Unlike full blown social media engagement where an organization openly and transparently shares information, responds to comments and queries, and actually becomes part of a community, listening is the first—but essential–step in successful social media engagement. 

As a general principle of social engagement, listening uncovers the nature of the conversations within a particular community. Just as you would not arrive at a cocktail party unannounced and attempt to monopolize the conversation, listening within a social media network allows you to determine your comfort zone and ease into conversations.

Whether it’s from a business perspective, a public institution, or that of a nonprofit advocacy association,  listening allows organizations to determine who the thought leaders are in a given community and what it is that makes them most relevant. Listening allows organizations to determine what content is most relevant and why. And most important, listening allows them to hear what people are saying about them, their brand or their issues.

Listening is easy and there are a number of tools available, from simple online search tools to advanced brand and reputation management platforms.

More strategically, social media can be used to expand and diversify an organization’s communication reach.

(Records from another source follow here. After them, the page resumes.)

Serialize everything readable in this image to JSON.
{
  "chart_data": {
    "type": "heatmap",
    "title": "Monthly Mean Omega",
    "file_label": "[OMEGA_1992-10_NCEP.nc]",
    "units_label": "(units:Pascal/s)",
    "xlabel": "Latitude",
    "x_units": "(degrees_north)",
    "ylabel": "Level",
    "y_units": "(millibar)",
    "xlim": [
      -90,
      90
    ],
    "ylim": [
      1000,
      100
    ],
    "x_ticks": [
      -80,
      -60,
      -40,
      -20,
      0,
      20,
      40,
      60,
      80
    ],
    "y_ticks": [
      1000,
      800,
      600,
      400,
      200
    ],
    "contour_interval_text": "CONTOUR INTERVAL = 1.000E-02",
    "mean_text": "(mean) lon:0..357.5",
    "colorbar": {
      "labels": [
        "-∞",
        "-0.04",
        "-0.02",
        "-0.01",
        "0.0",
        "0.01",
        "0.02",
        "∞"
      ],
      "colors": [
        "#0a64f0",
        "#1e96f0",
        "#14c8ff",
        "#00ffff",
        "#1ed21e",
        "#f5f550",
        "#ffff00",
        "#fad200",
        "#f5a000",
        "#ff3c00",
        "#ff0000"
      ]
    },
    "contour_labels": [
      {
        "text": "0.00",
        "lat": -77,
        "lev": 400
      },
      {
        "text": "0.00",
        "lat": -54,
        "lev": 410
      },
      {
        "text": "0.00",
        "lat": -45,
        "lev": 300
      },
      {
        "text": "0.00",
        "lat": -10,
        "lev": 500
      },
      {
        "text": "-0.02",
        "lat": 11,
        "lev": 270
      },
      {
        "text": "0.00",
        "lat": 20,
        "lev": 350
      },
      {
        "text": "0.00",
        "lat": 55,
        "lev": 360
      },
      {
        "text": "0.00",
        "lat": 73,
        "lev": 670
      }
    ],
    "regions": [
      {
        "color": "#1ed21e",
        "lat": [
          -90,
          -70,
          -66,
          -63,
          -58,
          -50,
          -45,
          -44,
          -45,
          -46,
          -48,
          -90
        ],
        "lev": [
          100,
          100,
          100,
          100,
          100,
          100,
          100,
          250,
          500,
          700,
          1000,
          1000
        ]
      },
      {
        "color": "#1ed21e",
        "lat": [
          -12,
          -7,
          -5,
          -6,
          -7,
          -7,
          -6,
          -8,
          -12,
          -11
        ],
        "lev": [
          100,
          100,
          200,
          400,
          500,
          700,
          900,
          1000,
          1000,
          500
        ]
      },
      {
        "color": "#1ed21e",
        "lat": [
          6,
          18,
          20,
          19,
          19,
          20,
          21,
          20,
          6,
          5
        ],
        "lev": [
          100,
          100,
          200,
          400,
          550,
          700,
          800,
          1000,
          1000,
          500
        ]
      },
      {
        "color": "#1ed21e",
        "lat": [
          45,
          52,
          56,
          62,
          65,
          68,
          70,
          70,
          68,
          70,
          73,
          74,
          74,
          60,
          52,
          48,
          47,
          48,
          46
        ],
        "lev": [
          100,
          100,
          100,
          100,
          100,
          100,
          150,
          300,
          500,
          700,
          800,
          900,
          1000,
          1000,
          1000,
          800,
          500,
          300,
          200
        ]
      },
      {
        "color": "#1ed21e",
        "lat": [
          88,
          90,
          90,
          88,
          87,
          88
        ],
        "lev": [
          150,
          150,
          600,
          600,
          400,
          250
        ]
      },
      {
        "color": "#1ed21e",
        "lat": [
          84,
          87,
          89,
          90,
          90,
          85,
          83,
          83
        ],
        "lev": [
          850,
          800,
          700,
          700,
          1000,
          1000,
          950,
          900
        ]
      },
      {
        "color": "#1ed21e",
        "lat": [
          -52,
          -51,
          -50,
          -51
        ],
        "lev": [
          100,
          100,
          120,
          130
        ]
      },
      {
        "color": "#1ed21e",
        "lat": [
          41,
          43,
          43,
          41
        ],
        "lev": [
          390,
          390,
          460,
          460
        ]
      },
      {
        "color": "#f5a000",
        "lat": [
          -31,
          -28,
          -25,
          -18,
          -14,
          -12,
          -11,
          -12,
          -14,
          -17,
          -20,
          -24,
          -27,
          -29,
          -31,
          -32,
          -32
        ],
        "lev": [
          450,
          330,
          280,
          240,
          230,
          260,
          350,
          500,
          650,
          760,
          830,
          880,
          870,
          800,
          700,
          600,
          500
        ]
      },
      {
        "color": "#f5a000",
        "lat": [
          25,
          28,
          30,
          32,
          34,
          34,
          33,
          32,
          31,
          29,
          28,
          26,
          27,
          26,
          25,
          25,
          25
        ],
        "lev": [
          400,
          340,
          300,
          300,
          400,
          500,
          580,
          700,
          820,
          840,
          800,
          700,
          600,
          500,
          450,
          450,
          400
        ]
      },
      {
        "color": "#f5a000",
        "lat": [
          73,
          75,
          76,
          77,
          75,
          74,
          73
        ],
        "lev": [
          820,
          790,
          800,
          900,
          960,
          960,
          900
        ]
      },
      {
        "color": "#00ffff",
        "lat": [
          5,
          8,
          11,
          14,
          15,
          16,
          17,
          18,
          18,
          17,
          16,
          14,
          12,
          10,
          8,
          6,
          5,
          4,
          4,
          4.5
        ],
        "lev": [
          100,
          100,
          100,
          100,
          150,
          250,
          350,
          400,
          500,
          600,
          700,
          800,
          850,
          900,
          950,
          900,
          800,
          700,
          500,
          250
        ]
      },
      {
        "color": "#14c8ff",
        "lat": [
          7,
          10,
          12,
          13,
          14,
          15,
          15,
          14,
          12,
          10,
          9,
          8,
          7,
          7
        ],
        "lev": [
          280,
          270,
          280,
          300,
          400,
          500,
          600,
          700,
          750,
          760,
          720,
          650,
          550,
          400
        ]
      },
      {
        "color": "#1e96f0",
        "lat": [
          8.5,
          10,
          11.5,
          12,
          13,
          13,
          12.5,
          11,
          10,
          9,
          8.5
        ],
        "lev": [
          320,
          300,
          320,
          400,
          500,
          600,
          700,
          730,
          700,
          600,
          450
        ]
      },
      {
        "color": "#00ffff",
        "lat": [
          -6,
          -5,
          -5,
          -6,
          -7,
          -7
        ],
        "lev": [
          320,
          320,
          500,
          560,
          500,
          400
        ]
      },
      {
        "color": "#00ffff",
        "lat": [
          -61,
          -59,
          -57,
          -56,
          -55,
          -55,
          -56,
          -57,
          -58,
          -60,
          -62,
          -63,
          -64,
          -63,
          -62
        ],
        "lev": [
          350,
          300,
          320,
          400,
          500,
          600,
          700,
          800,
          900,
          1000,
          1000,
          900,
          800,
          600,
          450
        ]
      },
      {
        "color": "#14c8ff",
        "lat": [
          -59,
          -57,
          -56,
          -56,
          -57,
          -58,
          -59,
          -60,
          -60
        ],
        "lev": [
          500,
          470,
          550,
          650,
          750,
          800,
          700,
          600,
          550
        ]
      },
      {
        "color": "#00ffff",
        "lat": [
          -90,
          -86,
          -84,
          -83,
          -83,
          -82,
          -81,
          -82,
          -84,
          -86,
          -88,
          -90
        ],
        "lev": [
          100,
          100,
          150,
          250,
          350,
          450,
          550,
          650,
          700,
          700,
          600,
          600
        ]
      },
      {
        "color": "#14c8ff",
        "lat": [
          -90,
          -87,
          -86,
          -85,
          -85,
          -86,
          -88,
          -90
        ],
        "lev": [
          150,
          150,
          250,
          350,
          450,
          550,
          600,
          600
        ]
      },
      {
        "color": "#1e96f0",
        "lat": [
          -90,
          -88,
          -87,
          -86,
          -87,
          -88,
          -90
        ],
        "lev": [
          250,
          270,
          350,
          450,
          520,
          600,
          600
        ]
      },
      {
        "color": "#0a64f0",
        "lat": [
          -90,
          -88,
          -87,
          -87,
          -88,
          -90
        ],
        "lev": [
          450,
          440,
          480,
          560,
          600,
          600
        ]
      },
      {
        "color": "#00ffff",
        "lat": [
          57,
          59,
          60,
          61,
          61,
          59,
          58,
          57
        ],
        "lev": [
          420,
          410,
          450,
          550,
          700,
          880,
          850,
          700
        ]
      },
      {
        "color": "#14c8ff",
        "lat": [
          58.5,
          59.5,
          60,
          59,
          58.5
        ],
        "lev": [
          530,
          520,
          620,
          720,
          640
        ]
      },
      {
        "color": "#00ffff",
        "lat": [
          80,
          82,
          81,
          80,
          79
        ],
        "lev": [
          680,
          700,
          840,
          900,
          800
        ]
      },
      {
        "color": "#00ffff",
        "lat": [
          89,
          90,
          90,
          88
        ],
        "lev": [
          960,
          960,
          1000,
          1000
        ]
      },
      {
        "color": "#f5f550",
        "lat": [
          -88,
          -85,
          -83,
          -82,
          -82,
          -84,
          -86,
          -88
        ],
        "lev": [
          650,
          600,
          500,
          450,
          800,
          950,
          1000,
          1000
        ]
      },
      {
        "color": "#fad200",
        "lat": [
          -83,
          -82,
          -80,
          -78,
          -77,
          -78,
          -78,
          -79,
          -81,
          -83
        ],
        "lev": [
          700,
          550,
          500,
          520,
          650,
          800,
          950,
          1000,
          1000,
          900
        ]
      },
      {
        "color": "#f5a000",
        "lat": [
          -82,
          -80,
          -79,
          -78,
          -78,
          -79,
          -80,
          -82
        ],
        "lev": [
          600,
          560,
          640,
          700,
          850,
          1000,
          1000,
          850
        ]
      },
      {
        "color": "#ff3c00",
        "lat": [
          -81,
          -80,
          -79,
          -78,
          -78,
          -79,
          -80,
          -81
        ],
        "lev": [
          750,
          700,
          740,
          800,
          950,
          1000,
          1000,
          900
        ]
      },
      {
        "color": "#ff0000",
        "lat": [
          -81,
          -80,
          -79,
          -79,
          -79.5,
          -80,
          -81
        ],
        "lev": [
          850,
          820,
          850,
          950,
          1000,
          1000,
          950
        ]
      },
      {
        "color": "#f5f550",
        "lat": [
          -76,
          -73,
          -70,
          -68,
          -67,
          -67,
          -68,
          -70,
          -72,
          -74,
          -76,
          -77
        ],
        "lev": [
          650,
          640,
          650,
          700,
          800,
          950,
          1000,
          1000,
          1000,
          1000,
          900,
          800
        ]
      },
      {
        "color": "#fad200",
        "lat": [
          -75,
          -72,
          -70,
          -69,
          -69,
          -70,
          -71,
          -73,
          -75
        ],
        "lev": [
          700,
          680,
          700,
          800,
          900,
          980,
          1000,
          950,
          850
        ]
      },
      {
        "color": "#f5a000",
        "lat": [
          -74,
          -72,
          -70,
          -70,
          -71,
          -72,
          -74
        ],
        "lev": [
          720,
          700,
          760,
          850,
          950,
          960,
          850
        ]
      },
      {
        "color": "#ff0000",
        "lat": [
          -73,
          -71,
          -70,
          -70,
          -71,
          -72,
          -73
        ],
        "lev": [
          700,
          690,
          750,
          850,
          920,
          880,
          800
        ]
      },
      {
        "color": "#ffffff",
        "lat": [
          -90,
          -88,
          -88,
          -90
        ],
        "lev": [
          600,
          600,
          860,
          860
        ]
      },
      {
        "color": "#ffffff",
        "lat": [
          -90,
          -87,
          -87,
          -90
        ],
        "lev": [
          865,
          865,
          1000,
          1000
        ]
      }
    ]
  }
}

In the short run, it can be used to grow its network by identifying like-minded influencers and encouraging conversations. In addition to expanding an organization’s network, this will amplify its message by promoting the sharing of content on multiple platforms.  

In the longer term, social media has the potential to fundamentally transform how organizations view and conduct advocacy, engage their members and staff, raise funds and develop policies.   

While tactical social media engagement is largely transactional and focused on achieving short term objectives, strategic engagement is based on a vision of emerging technologies as enabling transformative change.

From an organizational perspective, strategic social media engagement needs to rest on four things: a corporate vision of technology that embraces and facilitates change, the resources to implement it, a sound understanding of the dynamics of social media engagement and a well-established social network.